Function call stack:
distributed_function

2020-03-08 20:51:00.785175: W tensorflow/core/kernels/data/generator_dataset_op.cc:103] Error occurred when finalizing GeneratorDataset iterator: Cancelled: Operation was cancelled

@Mauhing Thanks for the scripts demo; I hope the team looked into it. And yes, I tried the small batch_size and it seems to be working fine as of now.
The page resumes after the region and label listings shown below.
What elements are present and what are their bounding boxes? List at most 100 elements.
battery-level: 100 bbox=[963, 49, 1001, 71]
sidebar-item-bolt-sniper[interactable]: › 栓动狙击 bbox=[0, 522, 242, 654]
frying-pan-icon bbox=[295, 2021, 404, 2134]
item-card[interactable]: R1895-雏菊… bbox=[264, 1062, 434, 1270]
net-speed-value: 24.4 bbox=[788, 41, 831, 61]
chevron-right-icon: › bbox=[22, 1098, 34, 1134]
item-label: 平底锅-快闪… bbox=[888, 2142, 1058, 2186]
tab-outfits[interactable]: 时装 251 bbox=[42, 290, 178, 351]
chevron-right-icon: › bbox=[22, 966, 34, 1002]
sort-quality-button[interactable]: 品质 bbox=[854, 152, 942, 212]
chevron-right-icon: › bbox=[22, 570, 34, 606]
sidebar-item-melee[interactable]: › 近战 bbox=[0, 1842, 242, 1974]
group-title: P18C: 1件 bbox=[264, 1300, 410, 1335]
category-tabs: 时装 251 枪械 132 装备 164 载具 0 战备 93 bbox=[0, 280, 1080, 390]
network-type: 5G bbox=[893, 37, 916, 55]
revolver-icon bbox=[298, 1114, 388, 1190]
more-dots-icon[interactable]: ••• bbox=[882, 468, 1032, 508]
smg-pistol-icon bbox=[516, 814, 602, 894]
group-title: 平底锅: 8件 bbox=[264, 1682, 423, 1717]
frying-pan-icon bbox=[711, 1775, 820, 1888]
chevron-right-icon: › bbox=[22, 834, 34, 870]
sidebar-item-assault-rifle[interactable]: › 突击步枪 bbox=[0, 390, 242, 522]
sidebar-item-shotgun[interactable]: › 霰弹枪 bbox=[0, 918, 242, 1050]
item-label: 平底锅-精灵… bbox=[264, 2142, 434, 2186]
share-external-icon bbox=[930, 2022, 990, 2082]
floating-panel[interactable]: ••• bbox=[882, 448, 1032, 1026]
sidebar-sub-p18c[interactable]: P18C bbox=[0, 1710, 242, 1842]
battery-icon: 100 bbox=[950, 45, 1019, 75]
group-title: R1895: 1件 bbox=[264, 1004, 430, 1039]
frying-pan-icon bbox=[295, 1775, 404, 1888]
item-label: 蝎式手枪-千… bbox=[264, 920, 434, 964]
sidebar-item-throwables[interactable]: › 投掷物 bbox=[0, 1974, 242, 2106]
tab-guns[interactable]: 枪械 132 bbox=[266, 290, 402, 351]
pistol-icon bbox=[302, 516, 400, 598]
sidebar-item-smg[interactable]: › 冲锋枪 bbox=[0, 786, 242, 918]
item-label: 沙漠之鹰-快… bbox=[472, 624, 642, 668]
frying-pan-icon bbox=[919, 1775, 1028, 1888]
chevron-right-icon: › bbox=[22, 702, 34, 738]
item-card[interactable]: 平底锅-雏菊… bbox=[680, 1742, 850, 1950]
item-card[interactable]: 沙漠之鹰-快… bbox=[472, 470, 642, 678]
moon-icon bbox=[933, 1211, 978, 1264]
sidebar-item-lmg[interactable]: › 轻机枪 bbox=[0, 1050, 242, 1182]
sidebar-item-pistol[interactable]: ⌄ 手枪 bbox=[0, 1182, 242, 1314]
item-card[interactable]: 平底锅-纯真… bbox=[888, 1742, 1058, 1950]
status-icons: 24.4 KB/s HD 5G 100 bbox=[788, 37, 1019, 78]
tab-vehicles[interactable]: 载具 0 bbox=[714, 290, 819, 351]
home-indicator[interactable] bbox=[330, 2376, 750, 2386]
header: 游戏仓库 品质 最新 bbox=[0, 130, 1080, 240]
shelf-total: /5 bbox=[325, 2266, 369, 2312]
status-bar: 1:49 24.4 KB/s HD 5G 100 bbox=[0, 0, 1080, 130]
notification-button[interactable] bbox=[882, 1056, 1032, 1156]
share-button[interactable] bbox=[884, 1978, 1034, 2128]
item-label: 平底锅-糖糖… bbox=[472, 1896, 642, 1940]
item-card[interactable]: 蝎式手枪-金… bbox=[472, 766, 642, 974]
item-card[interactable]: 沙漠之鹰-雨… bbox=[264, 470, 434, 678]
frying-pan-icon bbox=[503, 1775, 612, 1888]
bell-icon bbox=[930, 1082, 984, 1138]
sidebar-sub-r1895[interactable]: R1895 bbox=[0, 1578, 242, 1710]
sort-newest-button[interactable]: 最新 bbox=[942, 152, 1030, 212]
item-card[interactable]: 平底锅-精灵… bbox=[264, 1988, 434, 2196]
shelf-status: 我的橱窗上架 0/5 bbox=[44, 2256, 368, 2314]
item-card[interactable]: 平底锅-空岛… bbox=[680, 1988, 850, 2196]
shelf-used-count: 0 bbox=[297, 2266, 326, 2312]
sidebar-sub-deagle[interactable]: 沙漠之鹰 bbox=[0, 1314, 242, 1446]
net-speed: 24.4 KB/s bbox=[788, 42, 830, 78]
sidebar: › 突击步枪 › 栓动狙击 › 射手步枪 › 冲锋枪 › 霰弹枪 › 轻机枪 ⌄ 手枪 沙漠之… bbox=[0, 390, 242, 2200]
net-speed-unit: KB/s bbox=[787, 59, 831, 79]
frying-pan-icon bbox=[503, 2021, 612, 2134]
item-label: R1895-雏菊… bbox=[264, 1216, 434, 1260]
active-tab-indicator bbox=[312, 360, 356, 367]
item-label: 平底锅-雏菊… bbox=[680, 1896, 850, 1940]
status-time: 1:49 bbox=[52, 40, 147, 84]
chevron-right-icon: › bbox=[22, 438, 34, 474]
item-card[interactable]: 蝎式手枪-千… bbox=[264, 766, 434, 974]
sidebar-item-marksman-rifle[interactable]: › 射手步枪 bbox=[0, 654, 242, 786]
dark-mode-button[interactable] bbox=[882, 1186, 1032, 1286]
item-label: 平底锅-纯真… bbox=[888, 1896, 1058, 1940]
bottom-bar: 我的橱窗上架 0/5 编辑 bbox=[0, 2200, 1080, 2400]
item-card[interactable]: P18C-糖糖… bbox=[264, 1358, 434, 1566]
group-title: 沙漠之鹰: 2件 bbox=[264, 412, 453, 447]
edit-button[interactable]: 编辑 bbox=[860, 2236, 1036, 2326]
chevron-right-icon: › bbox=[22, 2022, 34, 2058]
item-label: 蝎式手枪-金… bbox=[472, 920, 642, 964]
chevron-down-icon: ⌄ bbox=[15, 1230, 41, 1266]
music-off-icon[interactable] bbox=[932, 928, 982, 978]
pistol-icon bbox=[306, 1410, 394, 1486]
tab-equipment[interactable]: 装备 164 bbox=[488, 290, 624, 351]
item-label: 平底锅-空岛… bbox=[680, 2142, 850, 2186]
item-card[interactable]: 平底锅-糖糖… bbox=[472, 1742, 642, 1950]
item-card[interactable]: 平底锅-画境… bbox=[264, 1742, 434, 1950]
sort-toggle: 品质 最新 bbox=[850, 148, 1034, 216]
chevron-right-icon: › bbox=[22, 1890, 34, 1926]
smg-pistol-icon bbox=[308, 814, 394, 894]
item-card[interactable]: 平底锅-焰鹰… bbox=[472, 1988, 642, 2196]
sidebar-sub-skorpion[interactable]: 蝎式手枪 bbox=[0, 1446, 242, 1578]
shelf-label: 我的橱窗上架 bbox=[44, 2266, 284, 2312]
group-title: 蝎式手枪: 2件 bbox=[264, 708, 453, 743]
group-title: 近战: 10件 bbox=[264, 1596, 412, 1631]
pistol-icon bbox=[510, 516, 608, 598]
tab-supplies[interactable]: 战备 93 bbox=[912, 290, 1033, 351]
Luckily, my model is reaching to a good validation accuracy point in relatively small number of epochs… so there is that! 🤷🏻‍♂️

I can verify this error with python 3.8 and python-tensorflow-opt-cuda 2.1.0rc1-2 on arch linux. This error is weirdly not present if you import only the generator from tensorflow, and everything else from Keras.

@olk, I tried reproducing the reported issue but it worked as expected. Please take a look at the gist. Thanks!